Albright Associate Professor of Biology, Adam R. Hersperger, Ph.D., pointed Rahtjen toward the selective program early in her college journey.
“My advisor, Dr. Hersperger, helped me learn about this program during my sophomore year, so that I could make sure I had all the pre-requisites to have a competitive application,” said Rahtjen. “Taking classes in histology, immunology and microbiology combined with my experience as a laboratory teaching assistant, making me a great candidate for the program.”
Rahtjen will spend her senior year completing coursework and preparing for a Medical Laboratory Science certification exam at RHSHS, while also finishing her Albright College Bachelor of Science degree in biology/biotechnology.
“I will be taking all my classes at the hospital, as well as spending time in the clinical lab during my training,” explained Rahtjen. “The classes I will be enrolled in align with each section of the clinical lab, and my schedule will be personalized so that I will receive mostly one-on-one training in the lab.”
Excited to be starting the program early, Rahtjen talked about the potential to begin working immediately after graduation. “There may also be an opportunity to work in the lab while I am completing the program, so that I would graduate with almost a year of experience,” she said.

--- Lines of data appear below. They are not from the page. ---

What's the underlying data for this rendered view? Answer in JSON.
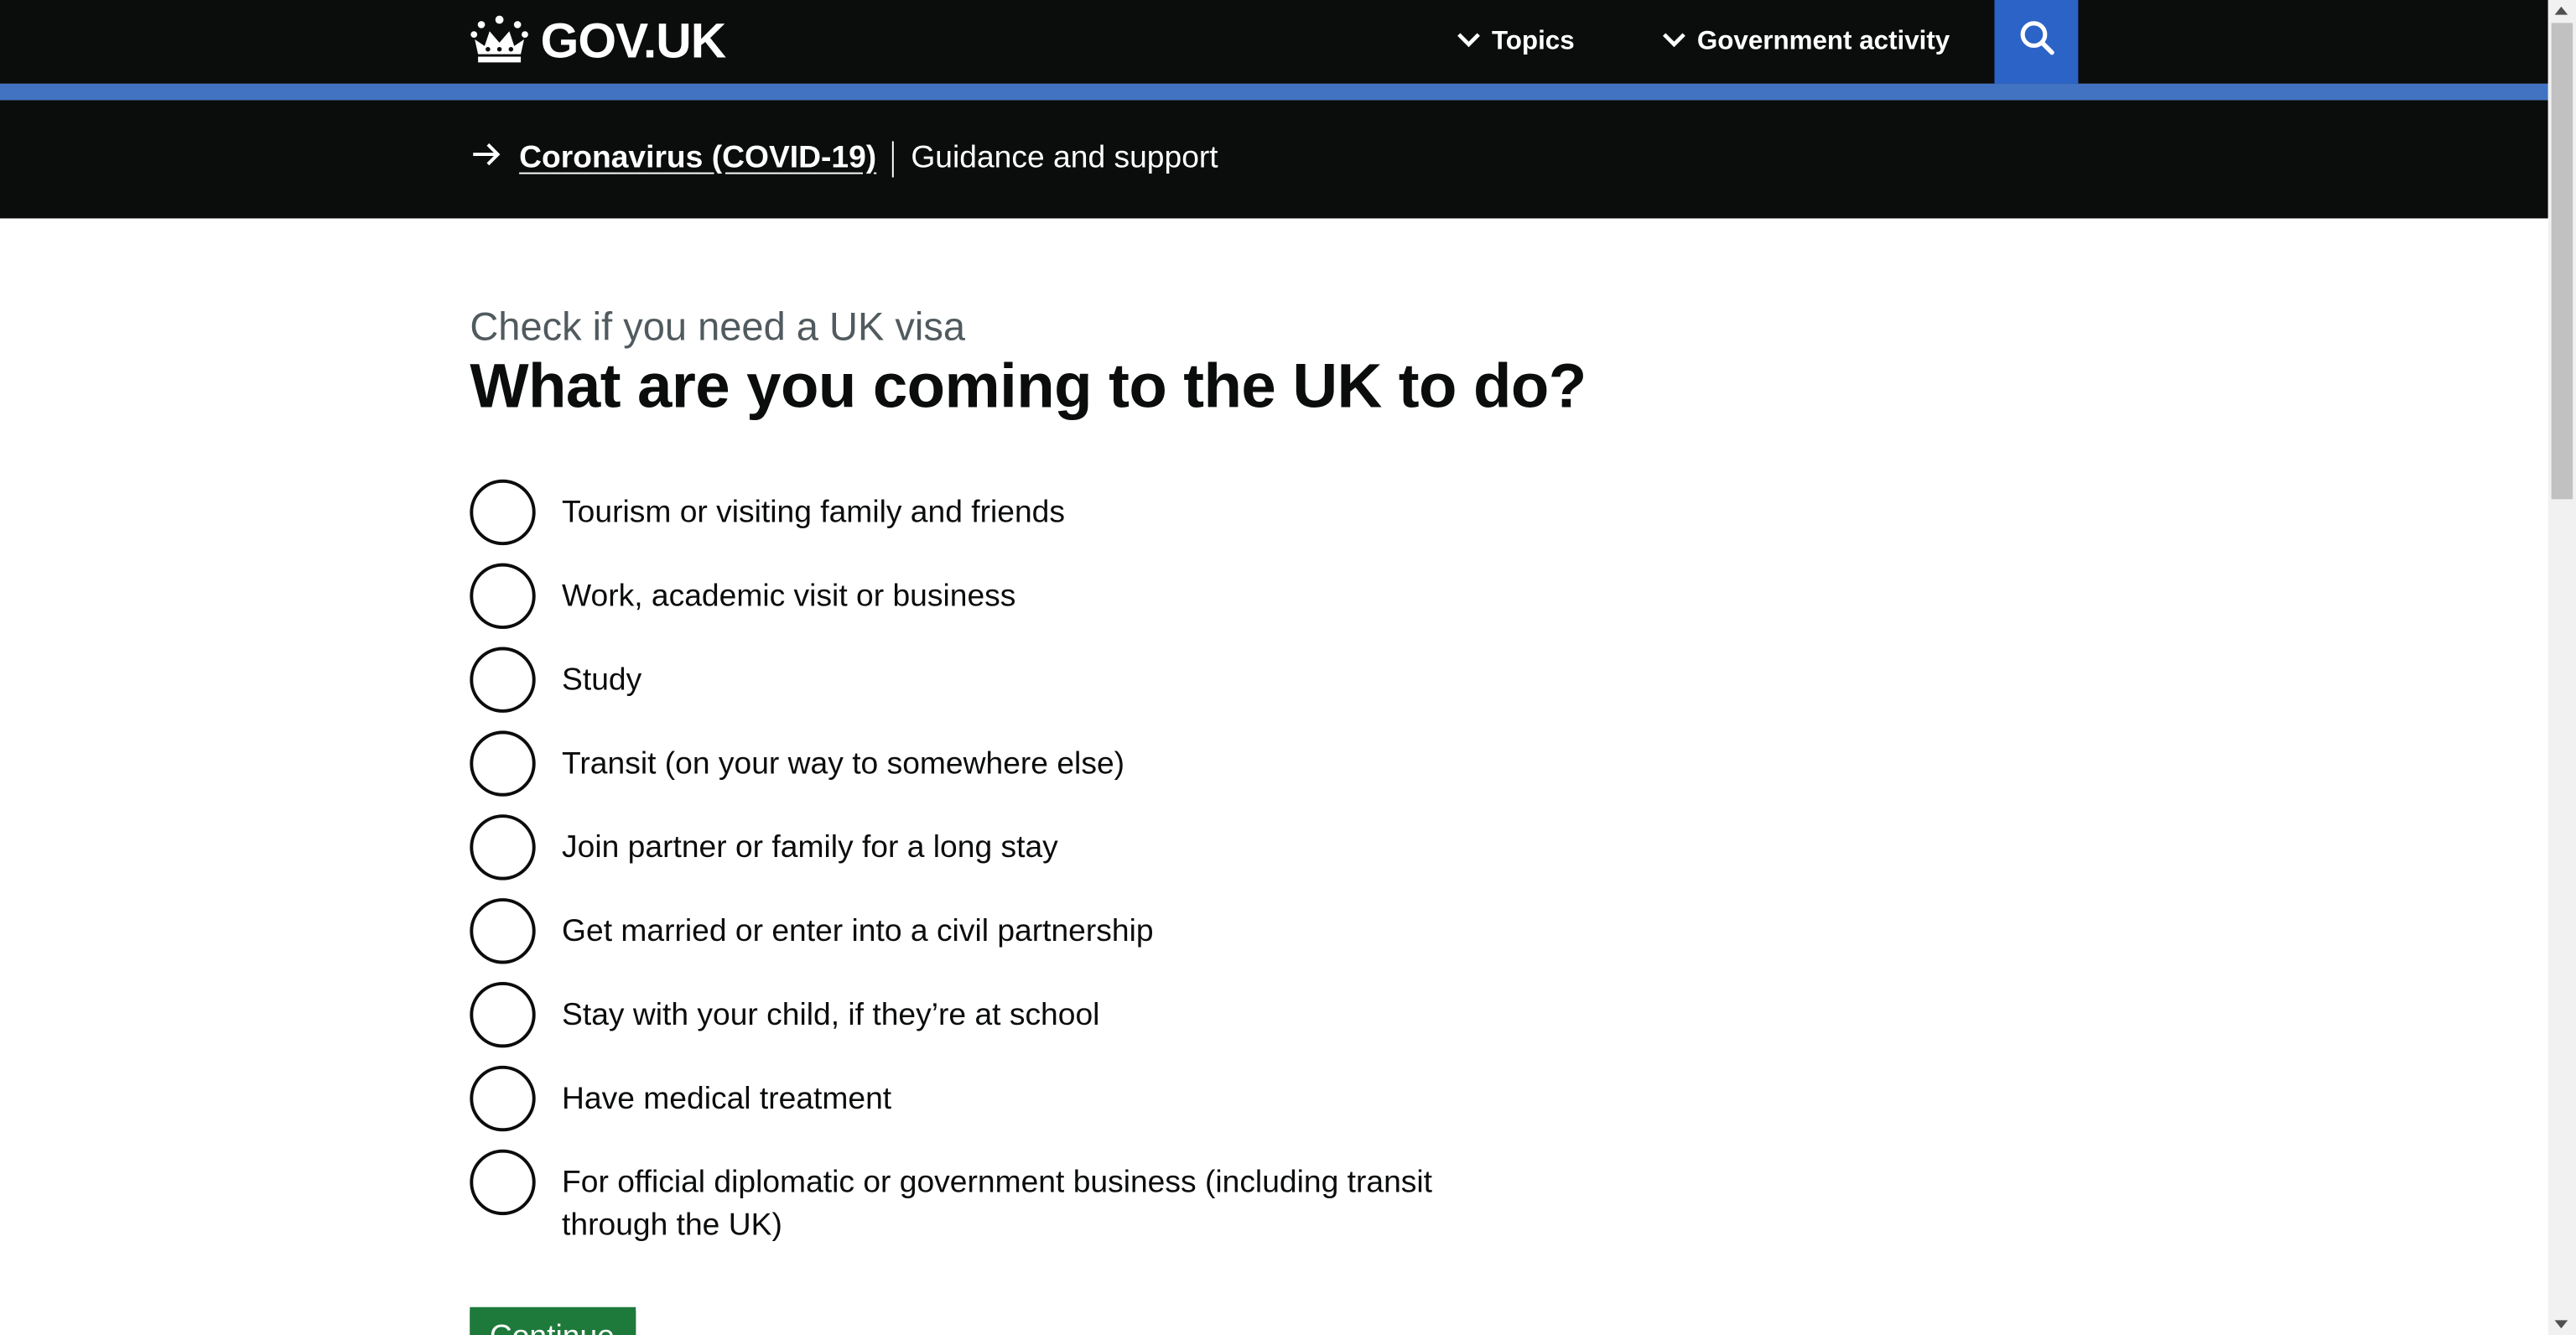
{
  "header": {
    "logo_text": "GOV.UK",
    "nav": [
      {
        "label": "Topics",
        "icon": "chevron-down-icon"
      },
      {
        "label": "Government activity",
        "icon": "chevron-down-icon"
      }
    ],
    "search_icon": "search-icon",
    "colors": {
      "header_bg": "#0b0c0c",
      "accent_bar": "#4273c3",
      "search_bg": "#2c63c6"
    }
  },
  "covid_banner": {
    "arrow_icon": "arrow-right-icon",
    "link": "Coronavirus (COVID-19)",
    "subtitle": "Guidance and support"
  },
  "form": {
    "caption": "Check if you need a UK visa",
    "question": "What are you coming to the UK to do?",
    "options": [
      {
        "label": "Tourism or visiting family and friends",
        "checked": false
      },
      {
        "label": "Work, academic visit or business",
        "checked": false
      },
      {
        "label": "Study",
        "checked": false
      },
      {
        "label": "Transit (on your way to somewhere else)",
        "checked": false
      },
      {
        "label": "Join partner or family for a long stay",
        "checked": false
      },
      {
        "label": "Get married or enter into a civil partnership",
        "checked": false
      },
      {
        "label": "Stay with your child, if they’re at school",
        "checked": false
      },
      {
        "label": "Have medical treatment",
        "checked": false
      },
      {
        "label": "For official diplomatic or government business (including transit through the UK)",
        "checked": false
      }
    ],
    "continue_label": "Continue",
    "colors": {
      "continue_bg": "#1e7a3b"
    }
  }
}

Medical laboratory scientists perform tests that lead to the detection, diagnosis and successful treatment of diseases. And Rahtjen pointed out that working as a scientist in clinical laboratory setting will allow her to continue learning new skills and qualify for new certifications within the fast-growing medical laboratory career field.
“After I get my Albright degree in May and complete the MLS program in June, I will be eligible to sit for the American Society for Clinical Pathology Board of Certification for Medical Laboratory Science,” she said. “There is job availability in hospitals and other private labs, where I will be responsible for analyzing different samples for areas such as the blood bank and urinalysis.”
“I am hoping that more Albright biology students can take advantage of this program’s amazing benefits.”